400 IM: Tennessee’s Alexis Yager is the top seed in the 400 IM this year, almost 7 seconds off Tess Cieplucha‘s winning time of 4:01.88 from last year. Vanessa Pearl is the fastest returner from last year, having finished runner-up. Bailey Bonnett, Jing Quah, Yager, and Kathleen Golding all return from last year’s A final as well. On the psych sheet, the top 8 are separated by less than 2 seconds, and the graduation of Cieplucha leaves the door wide open for a new champion.
500 free: Courtney Harnish leads the way in the SEC this year with a 4:36.86, but this race is still shaping up to be a thrilling one between Harnish, Leah Braswell, and Kensey McMahon. Harnish has the fastest personal best in the field, but McMahon has been improving steadily, and Leah Braswell has performed well at the SECs the past few years.

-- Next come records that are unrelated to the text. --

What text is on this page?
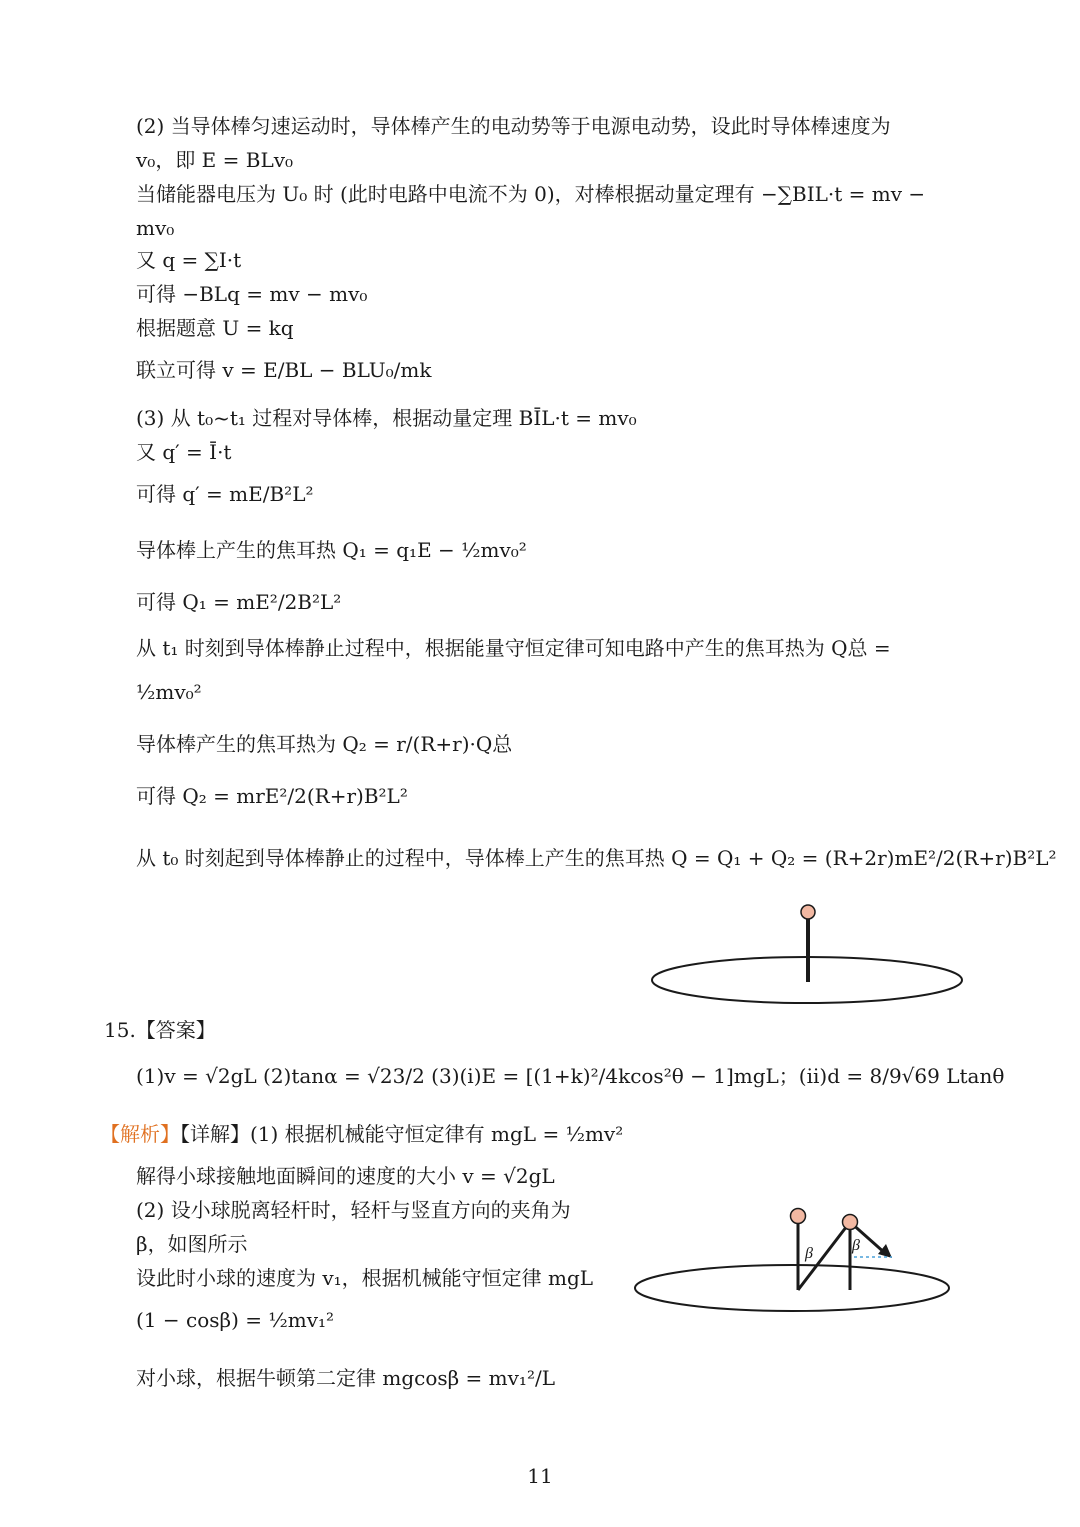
(2) 当导体棒匀速运动时，导体棒产生的电动势等于电源电动势，设此时导体棒速度为
v₀，即 E = BLv₀
当储能器电压为 U₀ 时 (此时电路中电流不为 0)，对棒根据动量定理有 −∑BIL·t = mv −
mv₀
又 q = ∑I·t
可得 −BLq = mv − mv₀
根据题意 U = kq
联立可得 v = E/BL − BLU₀/mk
(3) 从 t₀~t₁ 过程对导体棒，根据动量定理 BĪL·t = mv₀
又 q′ = Ī·t
可得 q′ = mE/B²L²
导体棒上产生的焦耳热 Q₁ = q₁E − ½mv₀²
可得 Q₁ = mE²/2B²L²
从 t₁ 时刻到导体棒静止过程中，根据能量守恒定律可知电路中产生的焦耳热为 Q总 =
½mv₀²
导体棒产生的焦耳热为 Q₂ = r/(R+r)·Q总
可得 Q₂ = mrE²/2(R+r)B²L²
从 t₀ 时刻起到导体棒静止的过程中，导体棒上产生的焦耳热 Q = Q₁ + Q₂ = (R+2r)mE²/2(R+r)B²L²
15.【答案】
(1)v = √2gL (2)tanα = √23/2 (3)(i)E = [(1+k)²/4kcos²θ − 1]mgL；(ii)d = 8/9√69 Ltanθ
【解析】【详解】(1) 根据机械能守恒定律有 mgL = ½mv²
解得小球接触地面瞬间的速度的大小 v = √2gL
(2) 设小球脱离轻杆时，轻杆与竖直方向的夹角为
β，如图所示
设此时小球的速度为 v₁，根据机械能守恒定律 mgL
(1 − cosβ) = ½mv₁²
对小球，根据牛顿第二定律 mgcosβ = mv₁²/L
β β
11
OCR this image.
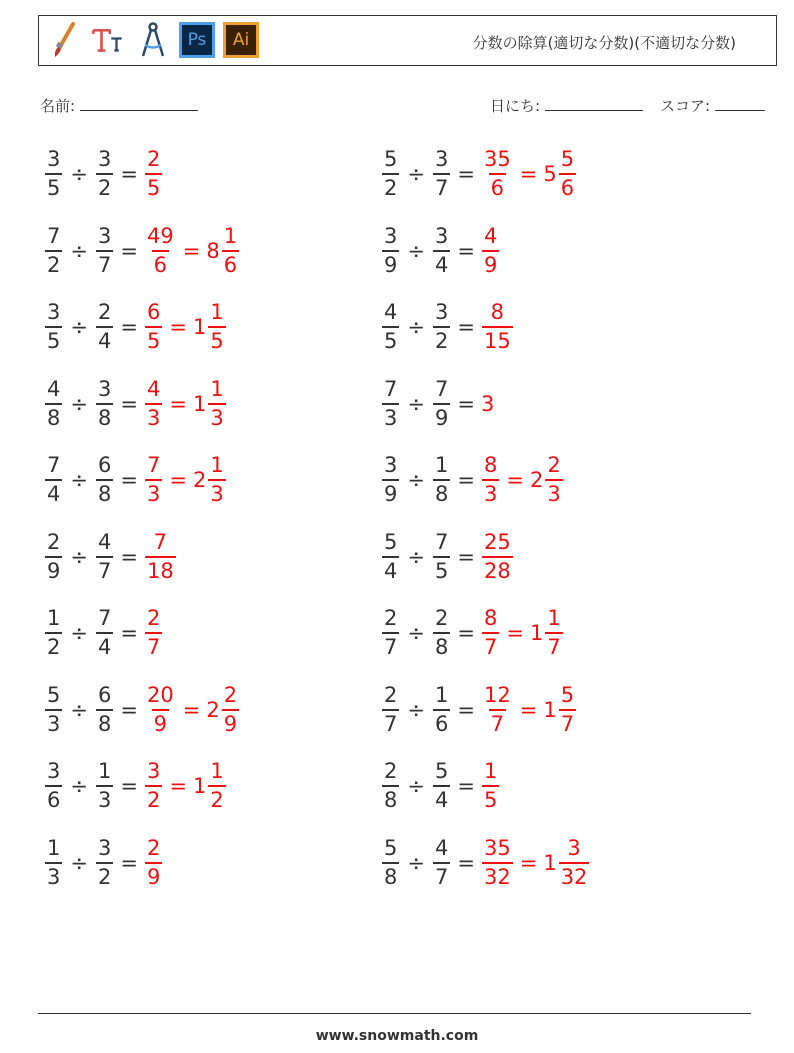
Ps Ai	分数の除算(適切な分数)(不適切な分数)
名前:	日にち:	スコア:
$\frac{3}{5} \div \frac{3}{2} = \frac{2}{5}$	$\frac{5}{2} \div \frac{3}{7} = \frac{35}{6} = 5 \frac{5}{6}$
$\frac{7}{2} \div \frac{3}{7} = \frac{49}{6} = 8 \frac{1}{6}$	$\frac{3}{9} \div \frac{3}{4} = \frac{4}{9}$
$\frac{3}{5} \div \frac{2}{4} = \frac{6}{5} = 1 \frac{1}{5}$	$\frac{4}{5} \div \frac{3}{2} = \frac{8}{15}$
$\frac{4}{8} \div \frac{3}{8} = \frac{4}{3} = 1 \frac{1}{3}$	$\frac{7}{3} \div \frac{7}{9} = 3$
$\frac{7}{4} \div \frac{6}{8} = \frac{7}{3} = 2 \frac{1}{3}$	$\frac{3}{9} \div \frac{1}{8} = \frac{8}{3} = 2 \frac{2}{3}$
$\frac{2}{9} \div \frac{4}{7} = \frac{7}{18}$	$\frac{5}{4} \div \frac{7}{5} = \frac{25}{28}$
$\frac{1}{2} \div \frac{7}{4} = \frac{2}{7}$	$\frac{2}{7} \div \frac{2}{8} = \frac{8}{7} = 1 \frac{1}{7}$
$\frac{5}{3} \div \frac{6}{8} = \frac{20}{9} = 2 \frac{2}{9}$	$\frac{2}{7} \div \frac{1}{6} = \frac{12}{7} = 1 \frac{5}{7}$
$\frac{3}{6} \div \frac{1}{3} = \frac{3}{2} = 1 \frac{1}{2}$	$\frac{2}{8} \div \frac{5}{4} = \frac{1}{5}$
$\frac{1}{3} \div \frac{3}{2} = \frac{2}{9}$	$\frac{5}{8} \div \frac{4}{7} = \frac{35}{32} = 1 \frac{3}{32}$
www.snowmath.com
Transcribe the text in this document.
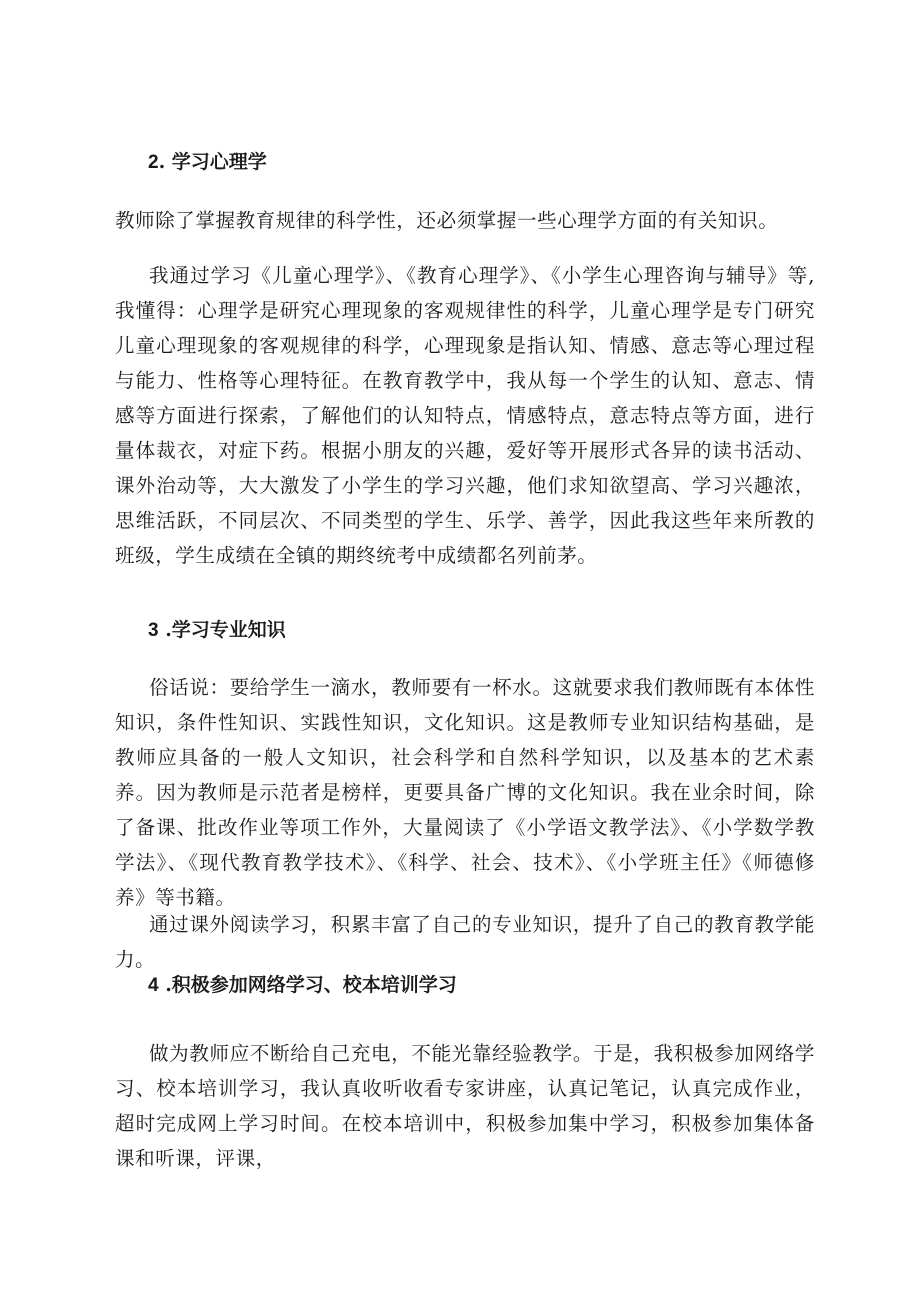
2. 学习心理学

教师除了掌握教育规律的科学性，还必须掌握一些心理学方面的有关知识。

我通过学习《儿童心理学》、《教育心理学》、《小学生心理咨询与辅导》等,我懂得：心理学是研究心理现象的客观规律性的科学，儿童心理学是专门研究儿童心理现象的客观规律的科学，心理现象是指认知、情感、意志等心理过程与能力、性格等心理特征。在教育教学中，我从每一个学生的认知、意志、情感等方面进行探索，了解他们的认知特点，情感特点，意志特点等方面，进行量体裁衣，对症下药。根据小朋友的兴趣，爱好等开展形式各异的读书活动、课外治动等，大大激发了小学生的学习兴趣，他们求知欲望高、学习兴趣浓，思维活跃，不同层次、不同类型的学生、乐学、善学，因此我这些年来所教的班级，学生成绩在全镇的期终统考中成绩都名列前茅。

3 .学习专业知识

俗话说：要给学生一滴水，教师要有一杯水。这就要求我们教师既有本体性知识，条件性知识、实践性知识，文化知识。这是教师专业知识结构基础，是教师应具备的一般人文知识，社会科学和自然科学知识，以及基本的艺术素养。因为教师是示范者是榜样，更要具备广博的文化知识。我在业余时间，除了备课、批改作业等项工作外，大量阅读了《小学语文教学法》、《小学数学教学法》、《现代教育教学技术》、《科学、社会、技术》、《小学班主任》《师德修养》等书籍。

通过课外阅读学习，积累丰富了自己的专业知识，提升了自己的教育教学能力。

4 .积极参加网络学习、校本培训学习

做为教师应不断给自己充电，不能光靠经验教学。于是，我积极参加网络学习、校本培训学习，我认真收听收看专家讲座，认真记笔记，认真完成作业，超时完成网上学习时间。在校本培训中，积极参加集中学习，积极参加集体备课和听课，评课，
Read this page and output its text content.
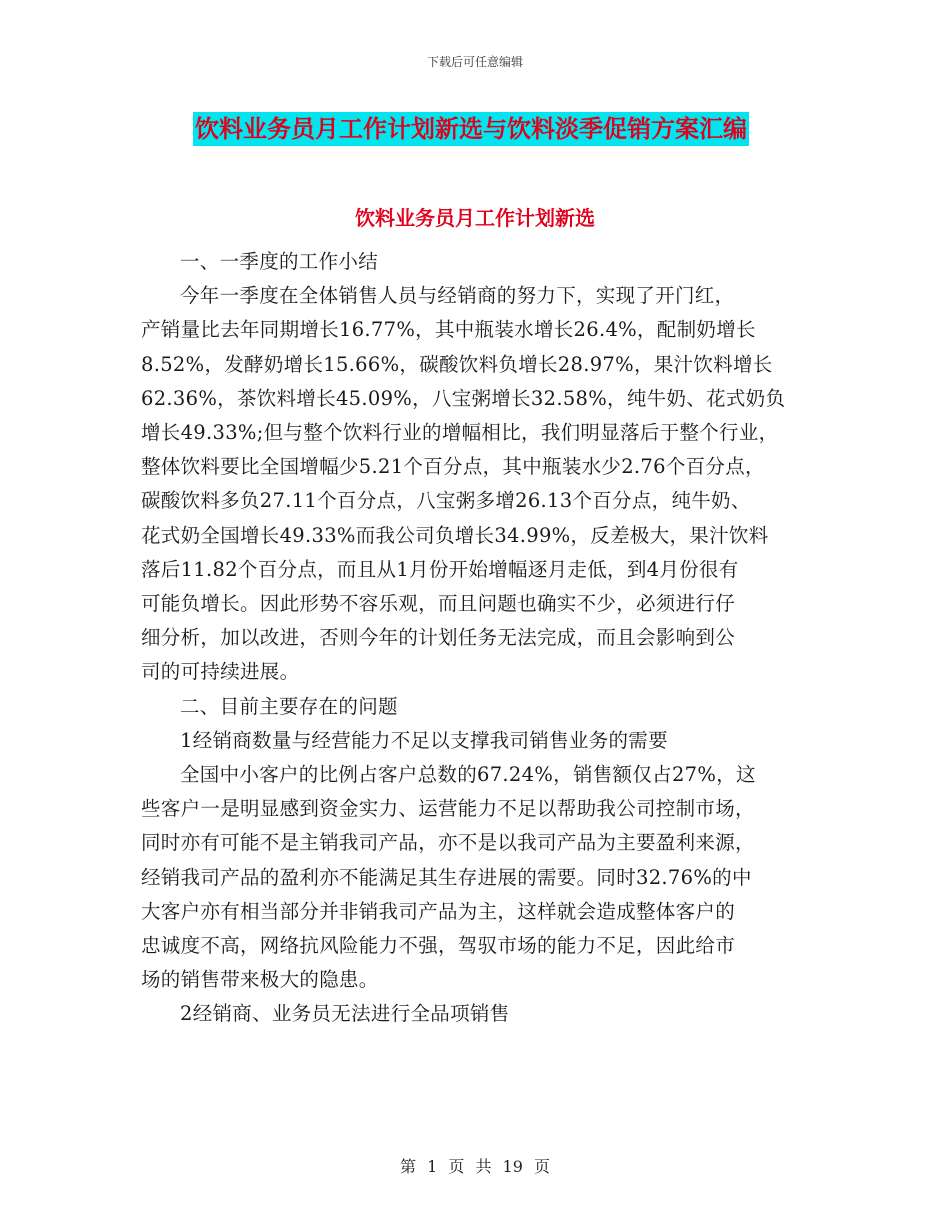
下载后可任意编辑
饮料业务员月工作计划新选与饮料淡季促销方案汇编
饮料业务员月工作计划新选

一、一季度的工作小结

今年一季度在全体销售人员与经销商的努力下，实现了开门红，

产销量比去年同期增长16.77%，其中瓶装水增长26.4%，配制奶增长

8.52%，发酵奶增长15.66%，碳酸饮料负增长28.97%，果汁饮料增长

62.36%，茶饮料增长45.09%，八宝粥增长32.58%，纯牛奶、花式奶负

增长49.33%;但与整个饮料行业的增幅相比，我们明显落后于整个行业，

整体饮料要比全国增幅少5.21个百分点，其中瓶装水少2.76个百分点，

碳酸饮料多负27.11个百分点，八宝粥多增26.13个百分点，纯牛奶、

花式奶全国增长49.33%而我公司负增长34.99%，反差极大，果汁饮料

落后11.82个百分点，而且从1月份开始增幅逐月走低，到4月份很有

可能负增长。因此形势不容乐观，而且问题也确实不少，必须进行仔

细分析，加以改进，否则今年的计划任务无法完成，而且会影响到公

司的可持续进展。

二、目前主要存在的问题

1经销商数量与经营能力不足以支撑我司销售业务的需要

全国中小客户的比例占客户总数的67.24%，销售额仅占27%，这

些客户一是明显感到资金实力、运营能力不足以帮助我公司控制市场，

同时亦有可能不是主销我司产品，亦不是以我司产品为主要盈利来源，

经销我司产品的盈利亦不能满足其生存进展的需要。同时32.76%的中

大客户亦有相当部分并非销我司产品为主，这样就会造成整体客户的

忠诚度不高，网络抗风险能力不强，驾驭市场的能力不足，因此给市

场的销售带来极大的隐患。

2经销商、业务员无法进行全品项销售

第 1 页 共 19 页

Swimulator shows the Georgia taking first by 61 points over Tennessee. It should be noted that the Swimulator doesn’t take diving into account, and that the Vols do have a diving advantage over Georgia. The Swimulator has Florida in a relatively distant 3rd, with Kentucky right on their heels. When taking diving into account, the strongest diving teams in the conference, namely Arkansas, Texas A&M, Florida, and Auburn, could help their teams move up in the standings.
Relays and diving are certainly set up to be key in crowning this year’s champion. Although we believe this could go either way, we at SwimSwam are rolling with Georgia in what has shaped up to be a very tight team battle. The Bulldogs have the best-positioned relays, and despite Tennessee likely outscoring Georgia in diving, we think the Bulldogs will score enough swimming points to offset the diving deficit. We made a couple minor changes to the Swimulator rankings, putting Texas A&M ahead of Alabama based on the strength of the A&M diving squad. We also put South Carolina over Vanderbilt, although that will likely be a tight battle.